Below is a software assurance checklist. This is a list of actions your organization can take in order to improve your total software assurance and protection against common weaknesses and known vulnerabilities. This is not a complete list but adding any of these activities to your existing process will benefit your organization. If you are acquiring your software from a “domain expert”, verify that your domain expert is aware that they should be delivering a product that is secure by following industry best practices. This should not add addition cost or time to the contract because as a domain expert they should already be doing all of these suggestions as part of their development processes.

Software Assurance Checklist

  • Turn on “Warnings as errors” within your compilers.
    • Require written justification as to why a particular “warning” can be ignored.
    • Require independent review for compliance to the “warning as errors” policy prior to source code check-in to your configuration management tool.
  • Execute a “free” static source code analysis tool and create a policy that then items discovered must be resolved prior to check-in to your configuration management tool.
    • Require written justification as to why a particular issue identified by the “free” static analysis tool can be ignored.
    • Require independent review for compliance to the resolution of issues identified by the “free” static source code analysis tool policy prior to source code check-in to your configuration management tool.
  • Purchase/license several commercial static analysis tools to run as a suite of static source code analysis.
    • Require written justification as to why a particular issue identified by the static analysis tool suite can be ignored.
    • Require independent review for compliance to the resolution of issues identified by the static source code analysis suite policy prior to source code check-in to your configuration management tool.
  • Once all of the static analysis tools have been executed and all of the issues adjudicated, execute a security analysis tool and resolve all of the issues it reports.

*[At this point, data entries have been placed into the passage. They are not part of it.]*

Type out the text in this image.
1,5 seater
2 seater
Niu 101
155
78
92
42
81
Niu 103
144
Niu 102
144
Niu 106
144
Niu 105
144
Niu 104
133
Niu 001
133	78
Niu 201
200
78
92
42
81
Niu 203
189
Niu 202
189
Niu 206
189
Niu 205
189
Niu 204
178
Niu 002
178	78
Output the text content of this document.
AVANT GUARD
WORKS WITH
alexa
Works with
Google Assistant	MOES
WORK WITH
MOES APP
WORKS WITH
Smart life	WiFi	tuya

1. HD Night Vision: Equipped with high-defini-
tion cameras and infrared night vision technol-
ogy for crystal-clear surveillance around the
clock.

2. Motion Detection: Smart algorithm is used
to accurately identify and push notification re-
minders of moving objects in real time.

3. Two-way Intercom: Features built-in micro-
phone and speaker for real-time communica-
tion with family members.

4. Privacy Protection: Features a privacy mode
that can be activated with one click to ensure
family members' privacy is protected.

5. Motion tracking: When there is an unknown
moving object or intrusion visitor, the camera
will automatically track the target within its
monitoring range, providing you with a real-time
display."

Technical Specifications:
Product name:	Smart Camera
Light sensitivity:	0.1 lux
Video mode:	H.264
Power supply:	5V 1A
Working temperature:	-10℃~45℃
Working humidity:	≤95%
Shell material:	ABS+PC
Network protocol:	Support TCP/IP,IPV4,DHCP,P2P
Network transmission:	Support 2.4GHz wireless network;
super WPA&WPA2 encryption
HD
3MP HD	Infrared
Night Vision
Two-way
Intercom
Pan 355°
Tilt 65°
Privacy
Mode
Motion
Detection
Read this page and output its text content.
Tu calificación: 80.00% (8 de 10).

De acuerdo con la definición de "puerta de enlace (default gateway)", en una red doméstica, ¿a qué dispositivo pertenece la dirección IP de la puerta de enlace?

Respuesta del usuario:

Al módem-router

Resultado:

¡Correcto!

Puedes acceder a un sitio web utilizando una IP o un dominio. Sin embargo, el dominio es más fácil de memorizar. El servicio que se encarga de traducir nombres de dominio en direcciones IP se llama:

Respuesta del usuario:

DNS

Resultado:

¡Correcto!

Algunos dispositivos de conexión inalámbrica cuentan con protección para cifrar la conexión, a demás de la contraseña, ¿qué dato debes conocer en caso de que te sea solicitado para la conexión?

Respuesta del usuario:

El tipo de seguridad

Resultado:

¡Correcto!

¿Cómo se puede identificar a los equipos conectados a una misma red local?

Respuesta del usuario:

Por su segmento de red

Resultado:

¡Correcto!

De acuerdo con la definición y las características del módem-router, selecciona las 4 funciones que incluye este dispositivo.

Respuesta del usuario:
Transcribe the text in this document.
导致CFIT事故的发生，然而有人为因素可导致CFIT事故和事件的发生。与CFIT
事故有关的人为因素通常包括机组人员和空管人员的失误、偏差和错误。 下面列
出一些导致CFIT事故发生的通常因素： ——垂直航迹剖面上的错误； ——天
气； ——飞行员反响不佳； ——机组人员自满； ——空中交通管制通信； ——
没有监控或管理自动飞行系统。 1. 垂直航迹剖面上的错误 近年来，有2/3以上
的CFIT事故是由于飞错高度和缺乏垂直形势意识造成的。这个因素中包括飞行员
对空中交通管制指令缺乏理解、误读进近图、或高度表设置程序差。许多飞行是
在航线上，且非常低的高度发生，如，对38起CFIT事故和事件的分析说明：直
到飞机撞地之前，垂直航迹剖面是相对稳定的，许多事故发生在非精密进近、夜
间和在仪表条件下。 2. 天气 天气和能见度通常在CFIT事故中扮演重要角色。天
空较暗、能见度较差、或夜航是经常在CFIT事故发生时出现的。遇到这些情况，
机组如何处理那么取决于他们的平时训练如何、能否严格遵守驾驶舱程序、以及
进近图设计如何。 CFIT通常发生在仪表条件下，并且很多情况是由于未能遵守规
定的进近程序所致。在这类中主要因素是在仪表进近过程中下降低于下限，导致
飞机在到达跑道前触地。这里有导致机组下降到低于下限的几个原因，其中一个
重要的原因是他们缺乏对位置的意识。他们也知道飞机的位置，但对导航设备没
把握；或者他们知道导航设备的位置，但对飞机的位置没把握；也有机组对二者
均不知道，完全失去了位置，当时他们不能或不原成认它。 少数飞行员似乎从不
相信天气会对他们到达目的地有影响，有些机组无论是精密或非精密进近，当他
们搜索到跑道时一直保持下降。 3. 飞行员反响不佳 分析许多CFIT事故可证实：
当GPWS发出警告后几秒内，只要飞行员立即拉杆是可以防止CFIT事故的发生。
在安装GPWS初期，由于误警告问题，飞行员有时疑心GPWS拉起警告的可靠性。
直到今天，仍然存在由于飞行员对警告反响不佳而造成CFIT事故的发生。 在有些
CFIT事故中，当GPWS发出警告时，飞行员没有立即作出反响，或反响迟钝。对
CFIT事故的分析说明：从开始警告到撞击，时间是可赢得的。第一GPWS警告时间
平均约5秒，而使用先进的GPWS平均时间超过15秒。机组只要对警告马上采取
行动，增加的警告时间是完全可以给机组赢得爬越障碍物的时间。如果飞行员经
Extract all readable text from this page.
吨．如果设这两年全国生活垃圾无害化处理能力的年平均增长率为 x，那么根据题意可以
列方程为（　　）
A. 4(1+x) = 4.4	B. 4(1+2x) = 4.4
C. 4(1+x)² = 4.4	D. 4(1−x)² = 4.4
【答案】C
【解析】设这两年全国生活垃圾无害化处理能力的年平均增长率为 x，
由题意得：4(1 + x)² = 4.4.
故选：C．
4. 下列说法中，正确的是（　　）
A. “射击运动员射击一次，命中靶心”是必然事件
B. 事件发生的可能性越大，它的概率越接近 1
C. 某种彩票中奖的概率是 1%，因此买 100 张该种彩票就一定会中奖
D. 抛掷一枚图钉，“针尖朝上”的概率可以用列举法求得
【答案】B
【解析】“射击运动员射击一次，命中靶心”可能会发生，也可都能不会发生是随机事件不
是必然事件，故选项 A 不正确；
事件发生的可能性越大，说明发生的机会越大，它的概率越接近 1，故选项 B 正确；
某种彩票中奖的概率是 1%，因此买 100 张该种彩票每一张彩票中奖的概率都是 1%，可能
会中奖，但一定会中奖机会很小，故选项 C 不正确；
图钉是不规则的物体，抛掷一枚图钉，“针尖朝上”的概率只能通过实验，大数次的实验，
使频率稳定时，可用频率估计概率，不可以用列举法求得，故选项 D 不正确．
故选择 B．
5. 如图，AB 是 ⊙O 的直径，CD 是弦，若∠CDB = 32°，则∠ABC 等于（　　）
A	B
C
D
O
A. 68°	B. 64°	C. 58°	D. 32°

    • Require written justification as to why a particular issue identified by the security analysis tool can be ignored.
  • Hold all open-source code used in your product to the same standards to which you hold your organically developed software.
  • If acquiring software, add contract language to ensure that the code being developed for you meets the same software assurance standards as code you would develop.
  • Adopt the Common Weakness Scoring System (CWSS) within your organization to identify to which common weaknesses your organization is sensitive
  • Adopt the Common Weakness Risk Analysis Framework (CWRAF) within your organization to identify your prioritized “Top-XX Common Weaknesses” list.
  • Educate you program management staff in state of the art software assurance methods and technologies at the management level.
  • Educate you development staff in state of the art software assurance methods and technologies at the technical level.
  • Stand-up a Software Assurance Center of Excellence to work with all of your programs.